According to Sullivan, the bill would remove one of the hospitality industry's competitive advantages in a tight labor market, where restaurants that schedule reliably and fairly are more likely to attract workers than other businesses.

But Gonzales and her co-sponsors view that opinion as naive and idyllic. “During the pandemic, restaurant workers and food and beverage workers were deeply impacted, as were the businesses. We’ve learned that there are different ways to do things, so let’s embrace these new opportunities to create new scheduling practices,” Gonzales says. “We’re not the first jurisdiction to do this. We’re learning from other places across the country that have already implemented these types of policies. So what this legislation really specifically would do is protect workers who are employed by large employers.”
State Senator Julie Gonzales is a sponsor of the bill.
Julie Gonzales Facebook
But the mention of the pandemic particularly incites Riggs. “A recent survey that [the CRA] did said there’s an average of $180,000 in pandemic-related debt," she notes. "The state legislature, knowing this, gave sales taxes back to restaurants to try to help in some small way. Now, a year later — and I guarantee that debt didn’t go away — [the legislators] are going to add more costs and more burden to this industry that’s already seen significant increases.”

The bill's next official stop will be a hearing before the House Business Affairs and Labor Committee on February 16, where both sides expect some heated testimony.

For Padró, a lifelong Democrat who is the son of political activists and a friend of some of the bill’s  supporters (they have good intentions, he says), the fact that this proposal is coming from his own party has been especially difficult to swallow. He prides himself on building an equitable business that provides equity to his chef-partners, allowing many female and minority chefs the opportunity to break the economic cycle and generate long-term wealth.

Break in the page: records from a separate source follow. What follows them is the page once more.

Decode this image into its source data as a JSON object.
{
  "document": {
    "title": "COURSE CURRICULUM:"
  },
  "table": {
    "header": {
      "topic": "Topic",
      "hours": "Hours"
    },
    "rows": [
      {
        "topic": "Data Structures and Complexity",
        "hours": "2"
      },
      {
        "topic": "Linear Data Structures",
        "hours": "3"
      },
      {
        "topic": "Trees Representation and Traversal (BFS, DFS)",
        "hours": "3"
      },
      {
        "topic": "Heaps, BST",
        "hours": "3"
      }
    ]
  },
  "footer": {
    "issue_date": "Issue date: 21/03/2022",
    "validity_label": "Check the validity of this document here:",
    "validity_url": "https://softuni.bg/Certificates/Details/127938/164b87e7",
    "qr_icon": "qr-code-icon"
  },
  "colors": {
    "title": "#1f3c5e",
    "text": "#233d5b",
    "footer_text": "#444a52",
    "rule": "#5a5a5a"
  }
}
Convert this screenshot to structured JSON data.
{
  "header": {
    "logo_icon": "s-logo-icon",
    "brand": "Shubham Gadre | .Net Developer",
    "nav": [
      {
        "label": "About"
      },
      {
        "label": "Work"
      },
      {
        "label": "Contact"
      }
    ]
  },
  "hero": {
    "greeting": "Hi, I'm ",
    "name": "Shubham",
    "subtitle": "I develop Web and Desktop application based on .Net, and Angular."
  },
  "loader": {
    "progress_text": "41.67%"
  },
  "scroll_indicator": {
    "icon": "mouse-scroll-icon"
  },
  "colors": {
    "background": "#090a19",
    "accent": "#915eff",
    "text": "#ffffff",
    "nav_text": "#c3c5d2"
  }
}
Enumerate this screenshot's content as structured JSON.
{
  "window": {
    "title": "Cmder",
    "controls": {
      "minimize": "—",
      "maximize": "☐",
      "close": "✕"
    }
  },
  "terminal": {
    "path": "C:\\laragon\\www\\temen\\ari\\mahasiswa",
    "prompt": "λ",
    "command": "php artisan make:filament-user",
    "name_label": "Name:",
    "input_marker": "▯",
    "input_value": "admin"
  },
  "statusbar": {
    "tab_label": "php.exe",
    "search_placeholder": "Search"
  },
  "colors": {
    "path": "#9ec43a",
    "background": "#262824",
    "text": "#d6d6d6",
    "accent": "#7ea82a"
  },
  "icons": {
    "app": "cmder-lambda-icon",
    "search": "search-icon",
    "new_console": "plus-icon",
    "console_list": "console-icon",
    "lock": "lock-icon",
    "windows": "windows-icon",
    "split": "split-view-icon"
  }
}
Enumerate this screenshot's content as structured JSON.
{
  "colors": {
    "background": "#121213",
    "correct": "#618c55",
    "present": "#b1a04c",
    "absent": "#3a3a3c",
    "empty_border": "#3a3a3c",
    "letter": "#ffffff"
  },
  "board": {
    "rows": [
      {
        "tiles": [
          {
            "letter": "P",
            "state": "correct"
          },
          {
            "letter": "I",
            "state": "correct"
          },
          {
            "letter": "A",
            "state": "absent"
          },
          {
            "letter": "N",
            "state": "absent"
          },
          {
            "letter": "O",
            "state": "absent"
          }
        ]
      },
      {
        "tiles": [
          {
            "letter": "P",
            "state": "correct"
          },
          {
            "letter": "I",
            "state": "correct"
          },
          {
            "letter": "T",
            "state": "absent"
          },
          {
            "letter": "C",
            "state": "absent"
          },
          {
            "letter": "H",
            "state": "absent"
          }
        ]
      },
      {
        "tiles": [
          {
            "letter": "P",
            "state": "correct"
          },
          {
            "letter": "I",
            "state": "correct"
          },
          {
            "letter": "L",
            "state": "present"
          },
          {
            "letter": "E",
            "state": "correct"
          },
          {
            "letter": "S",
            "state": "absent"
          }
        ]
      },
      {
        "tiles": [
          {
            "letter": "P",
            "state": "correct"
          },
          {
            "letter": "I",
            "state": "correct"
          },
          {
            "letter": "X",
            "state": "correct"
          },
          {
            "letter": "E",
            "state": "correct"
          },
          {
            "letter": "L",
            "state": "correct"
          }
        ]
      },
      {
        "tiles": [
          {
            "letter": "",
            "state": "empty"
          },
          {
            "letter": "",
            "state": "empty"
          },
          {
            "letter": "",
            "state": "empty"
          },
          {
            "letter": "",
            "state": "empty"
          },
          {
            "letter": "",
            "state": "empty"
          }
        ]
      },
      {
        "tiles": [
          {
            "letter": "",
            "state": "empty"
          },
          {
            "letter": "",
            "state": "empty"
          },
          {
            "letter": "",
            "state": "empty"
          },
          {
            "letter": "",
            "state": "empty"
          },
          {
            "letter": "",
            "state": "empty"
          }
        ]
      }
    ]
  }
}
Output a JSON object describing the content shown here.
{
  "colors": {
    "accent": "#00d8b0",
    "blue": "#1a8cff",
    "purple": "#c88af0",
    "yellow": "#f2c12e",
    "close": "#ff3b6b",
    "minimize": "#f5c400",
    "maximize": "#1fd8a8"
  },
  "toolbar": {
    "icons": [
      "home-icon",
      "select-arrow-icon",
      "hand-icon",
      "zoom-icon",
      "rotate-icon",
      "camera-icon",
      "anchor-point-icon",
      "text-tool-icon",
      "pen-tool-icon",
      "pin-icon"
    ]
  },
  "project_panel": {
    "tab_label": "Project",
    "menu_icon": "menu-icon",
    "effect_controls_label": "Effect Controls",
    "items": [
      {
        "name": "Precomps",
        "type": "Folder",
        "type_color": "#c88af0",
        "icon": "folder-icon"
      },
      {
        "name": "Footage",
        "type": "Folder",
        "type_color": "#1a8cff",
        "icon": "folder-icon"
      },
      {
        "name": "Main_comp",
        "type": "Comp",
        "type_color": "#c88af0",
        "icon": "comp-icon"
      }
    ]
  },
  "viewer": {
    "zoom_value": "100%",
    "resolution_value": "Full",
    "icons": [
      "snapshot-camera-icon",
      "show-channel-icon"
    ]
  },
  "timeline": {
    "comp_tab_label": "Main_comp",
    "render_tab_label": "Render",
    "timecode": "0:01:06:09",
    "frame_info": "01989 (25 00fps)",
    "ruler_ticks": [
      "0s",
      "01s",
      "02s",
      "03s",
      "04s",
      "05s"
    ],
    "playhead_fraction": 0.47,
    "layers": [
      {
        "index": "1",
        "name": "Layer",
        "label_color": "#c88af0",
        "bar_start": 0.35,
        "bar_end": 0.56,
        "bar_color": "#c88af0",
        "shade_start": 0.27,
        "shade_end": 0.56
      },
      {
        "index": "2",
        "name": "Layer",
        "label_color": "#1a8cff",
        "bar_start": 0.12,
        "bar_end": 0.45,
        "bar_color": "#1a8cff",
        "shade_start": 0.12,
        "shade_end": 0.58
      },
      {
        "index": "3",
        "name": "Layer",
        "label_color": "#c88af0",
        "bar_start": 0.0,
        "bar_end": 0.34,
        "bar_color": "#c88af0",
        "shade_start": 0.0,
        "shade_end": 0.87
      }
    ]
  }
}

“I am more than happy to step away from my role for as long as it takes to sit with legislators and come up with a plan…to incentivize businesses to be equitable, to provide a salary, to provide a bonus, to provide a structure that allows for employee ownership,” he says. “Why the hell are you not including the business community in this conversation? It is completely irresponsible.”

Editor's note: The story has been corrected to reflect the accurate predictability pay as stated in the bill as it is currently written.